Regulation and transparency urgently needed
Since the 2008 financial crisis, there’s been a great push for transparency in global banks and wealth managers. With mixed results. But regulators have been onto them, and that’s an important step. Compliance has increased so much that the department is sometimes the largest in the whole bank. But that same vigour hasn’t really applied to the opaque world of family offices, trusts, and niche private equity.

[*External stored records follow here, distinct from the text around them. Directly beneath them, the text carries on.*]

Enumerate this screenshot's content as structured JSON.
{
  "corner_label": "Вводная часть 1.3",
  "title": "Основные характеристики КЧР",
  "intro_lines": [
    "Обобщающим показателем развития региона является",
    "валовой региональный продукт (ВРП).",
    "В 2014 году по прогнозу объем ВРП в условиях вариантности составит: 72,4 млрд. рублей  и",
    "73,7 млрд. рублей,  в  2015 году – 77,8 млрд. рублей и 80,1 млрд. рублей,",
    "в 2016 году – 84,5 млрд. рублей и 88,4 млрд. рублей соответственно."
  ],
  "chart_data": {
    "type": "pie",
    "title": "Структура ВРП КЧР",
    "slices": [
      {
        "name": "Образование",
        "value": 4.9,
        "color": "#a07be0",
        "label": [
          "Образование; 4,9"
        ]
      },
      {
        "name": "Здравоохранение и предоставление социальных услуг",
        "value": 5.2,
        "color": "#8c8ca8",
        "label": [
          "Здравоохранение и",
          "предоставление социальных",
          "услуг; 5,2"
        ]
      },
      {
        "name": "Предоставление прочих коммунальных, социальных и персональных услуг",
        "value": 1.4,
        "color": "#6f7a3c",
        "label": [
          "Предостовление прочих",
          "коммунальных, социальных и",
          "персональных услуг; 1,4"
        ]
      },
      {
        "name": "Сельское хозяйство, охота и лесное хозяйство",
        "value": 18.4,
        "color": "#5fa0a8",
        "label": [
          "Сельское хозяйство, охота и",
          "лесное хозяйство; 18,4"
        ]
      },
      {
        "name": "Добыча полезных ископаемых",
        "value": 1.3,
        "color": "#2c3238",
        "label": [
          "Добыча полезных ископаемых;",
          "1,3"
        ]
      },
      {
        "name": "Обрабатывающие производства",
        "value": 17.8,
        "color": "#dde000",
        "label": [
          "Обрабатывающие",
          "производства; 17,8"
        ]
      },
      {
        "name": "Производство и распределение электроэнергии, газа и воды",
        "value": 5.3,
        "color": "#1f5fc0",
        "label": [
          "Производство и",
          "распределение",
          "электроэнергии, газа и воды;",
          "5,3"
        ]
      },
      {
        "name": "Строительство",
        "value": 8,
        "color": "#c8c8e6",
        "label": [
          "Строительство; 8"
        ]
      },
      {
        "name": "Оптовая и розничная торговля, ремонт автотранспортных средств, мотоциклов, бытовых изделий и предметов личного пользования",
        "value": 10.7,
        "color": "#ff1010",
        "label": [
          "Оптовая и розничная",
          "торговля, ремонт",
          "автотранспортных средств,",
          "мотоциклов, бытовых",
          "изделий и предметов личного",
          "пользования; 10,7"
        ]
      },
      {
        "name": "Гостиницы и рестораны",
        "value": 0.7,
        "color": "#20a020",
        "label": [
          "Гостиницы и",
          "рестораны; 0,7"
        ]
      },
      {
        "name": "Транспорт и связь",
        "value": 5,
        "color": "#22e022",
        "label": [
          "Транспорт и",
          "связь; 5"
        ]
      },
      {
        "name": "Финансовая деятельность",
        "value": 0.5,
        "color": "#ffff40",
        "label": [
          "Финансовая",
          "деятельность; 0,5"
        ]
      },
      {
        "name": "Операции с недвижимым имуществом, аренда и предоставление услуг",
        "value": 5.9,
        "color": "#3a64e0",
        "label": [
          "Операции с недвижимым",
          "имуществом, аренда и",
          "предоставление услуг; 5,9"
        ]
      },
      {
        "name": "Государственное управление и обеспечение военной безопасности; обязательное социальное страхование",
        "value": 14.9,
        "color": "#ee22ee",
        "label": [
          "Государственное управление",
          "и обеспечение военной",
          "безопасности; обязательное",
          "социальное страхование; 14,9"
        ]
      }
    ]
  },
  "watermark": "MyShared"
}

These are firms that are raking in incredible sums of cash. One report shows that my old office charged £30,000 in “administrative” fees. With the sheer quantity of companies incorporated, they must’ve been making hundreds of thousands every day. (By the way, my salary was 65,000 Swiss Francs a year. Around £40,000 at the time. Less than two companies’ worth. I know that other colleagues were paid quite a lot less. Maybe because I’m British it added something to their image? My boss sometimes showed off to clients that I’m English, even though I’m Welsh).
Were we being used?
Something I think is quite important to note is that none of us in the scary-but-boring firm (as I recall) undertook any basic AML or Compliance tests. We just started work. That couldn’t be more different from the big banks.
On day one we were already making shelf companies. Like a little factory. I don’t think that any of us had any qualifications in finance either. I certainly didn’t. Nor my bestie. I’d freshly graduated with a law degree from Exeter, and was new to Zurich. And I remember that I was one of the only degree-holders. I don’t think any of us really knew much about the complex underbelly of shelf companies or what to look out for around money laundering.
A lot of us were also all young women (and all of us were women). I was 22. So was my bestie. Young, clueless and eager to please our volatile boss. Truth be told, today I feel a bit tricked about the work I did. I feel used. Because if I had really understood what was going on, I would never have taken that job. It’s a disturbing way to make a career. I believe that I was paid in dirty money and it makes me feel quite sick.
Maybe it’s time that people in the industry took a stand. I wish I had. Maybe I still can now. My days there ended after I got fired within three months for being a bad fit.
If my old bosses are reading this now, I still think you’re a pair of dickheads.